Elles peuvent sembler toutes identiques, liées à la mort et à la bataille. Mais elles possèdent toutes des caractéristiques, des énergies différentes et au contraire, loin d’être redondant, travailler avec plusieurs déités de ce type peut justement, à mon avis, aboutir à un travail très complet et s’avérer extrêmement enrichissant et bénéfique. Andraste n’est pas porteuse de la même énergie que Morrigan et encore moins la même que Sekhmet. Certaines de ces déités nous incitent à plonger pleinement dans la bataille, à prendre notre vie à bras le corps et à sortir la tête du remugle. D’autres agissent plus dans l’ombre, comme Odin. On le décrit souvent comme un dieu de la guerre, mais plus que l’aspect « combattant en première ligne », je le vois comme un stratège qui nous enseigne quand lâcher prise ou ce que nous pouvons considérer comme « sacrifice acceptable » et faire avec, comment travailler sur certaines de nos difficultés et nos problèmes pour mieux surmonter une période difficile.

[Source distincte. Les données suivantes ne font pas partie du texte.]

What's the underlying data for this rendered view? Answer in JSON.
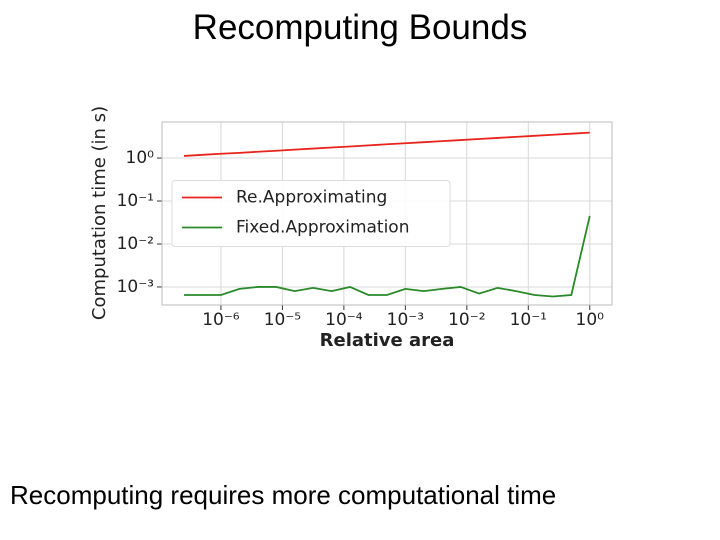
{
  "title": "Recomputing Bounds",
  "caption": "Recomputing requires more computational time",
  "chart_data": {
    "type": "line",
    "x_label": "Relative area",
    "y_label": "Computation time (in s)",
    "x_log": true,
    "y_log": true,
    "grid": true,
    "legend": "center left",
    "x": [
      2.51e-07,
      5.01e-07,
      1e-06,
      2e-06,
      3.98e-06,
      7.94e-06,
      1.58e-05,
      3.16e-05,
      6.31e-05,
      0.000126,
      0.000251,
      0.000501,
      0.001,
      0.002,
      0.00398,
      0.00794,
      0.0158,
      0.0316,
      0.0631,
      0.126,
      0.251,
      0.501,
      1
    ],
    "series": [
      {
        "name": "Re.Approximating",
        "color": "#e8241c",
        "values": [
          1.12,
          1.19,
          1.26,
          1.32,
          1.4,
          1.48,
          1.57,
          1.66,
          1.76,
          1.86,
          1.97,
          2.09,
          2.21,
          2.34,
          2.48,
          2.62,
          2.78,
          2.94,
          3.11,
          3.29,
          3.49,
          3.69,
          3.9
        ]
      },
      {
        "name": "Fixed.Approximation",
        "color": "#2a8a2a",
        "values": [
          0.00065,
          0.00065,
          0.00065,
          0.0009,
          0.001,
          0.001,
          0.0008,
          0.00095,
          0.0008,
          0.001,
          0.00065,
          0.00065,
          0.0009,
          0.0008,
          0.0009,
          0.001,
          0.0007,
          0.00095,
          0.0008,
          0.00065,
          0.0006,
          0.00065,
          0.045
        ]
      }
    ],
    "xlim": [
      1.1e-07,
      2.3
    ],
    "ylim": [
      0.00038,
      6.9
    ],
    "xticks": [
      {
        "value": 1e-06,
        "label": "10⁻⁶"
      },
      {
        "value": 1e-05,
        "label": "10⁻⁵"
      },
      {
        "value": 0.0001,
        "label": "10⁻⁴"
      },
      {
        "value": 0.001,
        "label": "10⁻³"
      },
      {
        "value": 0.01,
        "label": "10⁻²"
      },
      {
        "value": 0.1,
        "label": "10⁻¹"
      },
      {
        "value": 1,
        "label": "10⁰"
      }
    ],
    "yticks": [
      {
        "value": 0.001,
        "label": "10⁻³"
      },
      {
        "value": 0.01,
        "label": "10⁻²"
      },
      {
        "value": 0.1,
        "label": "10⁻¹"
      },
      {
        "value": 1,
        "label": "10⁰"
      }
    ]
  }
}
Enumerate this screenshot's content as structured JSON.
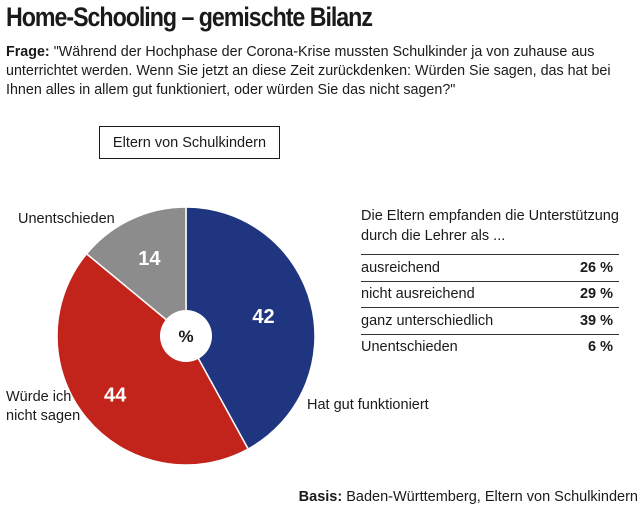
{
  "title": "Home-Schooling – gemischte Bilanz",
  "question_label": "Frage:",
  "question_text": "\"Während der Hochphase der Corona-Krise mussten Schulkinder ja von zuhause aus unterrichtet werden. Wenn Sie jetzt an diese Zeit zurückdenken: Würden Sie sagen, das hat bei Ihnen alles in allem gut funktioniert, oder würden Sie das nicht sagen?\"",
  "group_label": "Eltern von Schulkindern",
  "chart_data": [
    {
      "type": "pie",
      "unit_label": "%",
      "slices": [
        {
          "label": "Hat gut funktioniert",
          "value": 42,
          "color": "#1f3580"
        },
        {
          "label": "Würde ich nicht sagen",
          "value": 44,
          "color": "#c2231a"
        },
        {
          "label": "Unentschieden",
          "value": 14,
          "color": "#8c8c8c"
        }
      ]
    },
    {
      "type": "table",
      "title": "Die Eltern empfanden die Unterstützung durch die Lehrer als ...",
      "rows": [
        {
          "label": "ausreichend",
          "value": "26 %"
        },
        {
          "label": "nicht ausreichend",
          "value": "29 %"
        },
        {
          "label": "ganz unterschiedlich",
          "value": "39 %"
        },
        {
          "label": "Unentschieden",
          "value": "6 %"
        }
      ]
    }
  ],
  "source_label": "Basis:",
  "source_text": "Baden-Württemberg, Eltern von Schulkindern"
}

Je ne pense pas être un cas particulier, mais pour ma part, plus on me montre des modèles lumineux, pleins de compassion, d’amour et de mansuétudes, moins je me sens connectée et apte à ressentir ce genre de sentiment. Les déités guerrières ne sont pas liées non seulement à la bataille et à la guerre. Elles sont aussi liées aux sentiments les plus noirs en nous, à ce que nous rejetons le plus et que nous nous interdisons de ressentir ou d’éprouver, par peur que ces sentiments nous contrôlent et parce qu’ils ne sont pas socialement acceptables : la vengeance, la rancune, la haine, la violence, la pulsion de meurtre, la colère, l’envie, la volonté de vaincre, la soif de pouvoir… la liste est longue et j’ai l’impression que ces sentiments sont encore plus taboues dans les « communautés païennes » où tout le monde semble parfois pétrie de bon sentiment et de gentillesse, pour mieux refouler le monstre plus loin sous la terre.
[Edit du 4/5/2013 : non les déités guerrières ne sont pas QUE ca. Et non la guerre n’est pas QUE ca non plus. Je m’arrête simplement sur les aspects que beaucoup semble redouter. Il va de soit qu’elles ont aussi une part « lumineuse » (et fuck, j’en ai ma claque de devoir poser ca en terme de dichotomie à la con, mais faute d’une meilleure image hein…)]

En quelques sortes, travailler avec elles nous place parfois dans des situations où nous ressentons ce genre de sentiments, et elles nous permettent de les reconnaître, d’en avoir pleinement conscience. Elles ne les canalisent pas, mais ce qui nous attends sur le chemin se pose souvent dans une dichotomie ironique ; accepter de les éprouver et soit de se laisser ronger par eux, soit de les dépasser pour accepter le monstre en nous. Accepter notre part d’ombre pour faire rejaillir plus clairement la lumière et accepter nos choix pour ensuite faire la paix avec eux, comme une sorte de processus de guérison. Je ne pense pas que ces sentiments disparaissent totalement. Parfois, certaines circonstances viennent douloureusement nous rappeler les moments les plus noirs de notre vie, et on constate que l’on a pas oublié, que l’on oubliera jamais. Et que l’on ne sera sans doute jamais capable de pardonner -si tant est que l’on en ait l’envie- mais au moins ils cessent de nous ronger lentement comme une maladie honteuse que l’on s’emploie à dissimuler à nous-même et à autrui.